We enrich the children’s time in our school with memorable, experiences providing opportunities which pique their interests and passions. We firmly believe that it is not just about what happens in the classroom, it is about the added value we offer to really inspire our children. The extra-curricular choir is available to all children from Year Two to Year Six and provides weekly rehearsals to practise skills. There are regular opportunities to perform, including Parents’ Evenings, fayres, services and concerts, allowing the children to showcase their talents and skills and developing their confidence. Children with specific aptitude or interest in a particular instrument learn musical instruments with Funky Punk or The Music Hub music associates, which allows them to learn musicianship and how to play an instrument as well as providing them with the chance to collaborate with others.
How we celebrate our Music learning
We use both formative and summative assessment information in our Music lessons. As part of a Music lesson, staff will identify children who show aptitude or support others by differentiating resources and expected outcomes. Staff use this information to inform their short-term planning, adjusting opportunities accordingly. The assessment is embedded in our Charanga curriculum and allows teachers to highlight particular aptitude or identify those who need support. The Music teaching for each phase has been carefully mapped out and further broken down for each year group. This means that skills in music are progressive and build year on year.

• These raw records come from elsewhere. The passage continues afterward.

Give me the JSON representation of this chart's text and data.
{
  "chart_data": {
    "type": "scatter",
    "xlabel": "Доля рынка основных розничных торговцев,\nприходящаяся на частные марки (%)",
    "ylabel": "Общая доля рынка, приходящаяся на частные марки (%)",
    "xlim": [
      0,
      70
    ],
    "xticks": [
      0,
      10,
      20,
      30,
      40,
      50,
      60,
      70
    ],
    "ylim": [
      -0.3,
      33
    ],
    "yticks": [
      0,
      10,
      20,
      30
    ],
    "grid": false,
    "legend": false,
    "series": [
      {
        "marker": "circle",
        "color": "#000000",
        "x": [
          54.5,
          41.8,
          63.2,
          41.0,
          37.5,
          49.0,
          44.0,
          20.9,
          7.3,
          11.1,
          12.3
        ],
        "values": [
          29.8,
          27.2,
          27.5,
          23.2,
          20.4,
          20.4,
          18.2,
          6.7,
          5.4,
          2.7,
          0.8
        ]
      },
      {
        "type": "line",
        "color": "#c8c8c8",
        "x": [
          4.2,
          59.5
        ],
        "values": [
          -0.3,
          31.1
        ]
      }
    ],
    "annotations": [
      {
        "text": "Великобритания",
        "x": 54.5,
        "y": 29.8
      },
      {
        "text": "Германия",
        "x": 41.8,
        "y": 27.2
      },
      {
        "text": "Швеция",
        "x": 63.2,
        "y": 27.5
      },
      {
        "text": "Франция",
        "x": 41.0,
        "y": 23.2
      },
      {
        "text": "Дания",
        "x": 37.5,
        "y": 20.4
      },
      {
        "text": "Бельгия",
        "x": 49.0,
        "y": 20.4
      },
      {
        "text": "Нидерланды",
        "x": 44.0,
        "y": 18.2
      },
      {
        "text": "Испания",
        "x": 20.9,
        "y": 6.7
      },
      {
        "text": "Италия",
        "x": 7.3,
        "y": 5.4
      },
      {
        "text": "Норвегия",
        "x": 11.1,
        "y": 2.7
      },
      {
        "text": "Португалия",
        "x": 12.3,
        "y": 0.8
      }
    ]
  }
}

Music assessment links closely to our progression map of skills. Each skill is taught and progression is recorded using videos or photographs. This allows the Subject Leader to identify areas of strength and weakness and plan for future development of the subject. Monitoring in Music includes lesson observations, learning walks, pupil/parent and/or staff voice, analysis of recorded information and collection of photographic evidence. All of this information is gathered and reviewed. It is used to inform further curriculum developments and provision is adapted accordingly.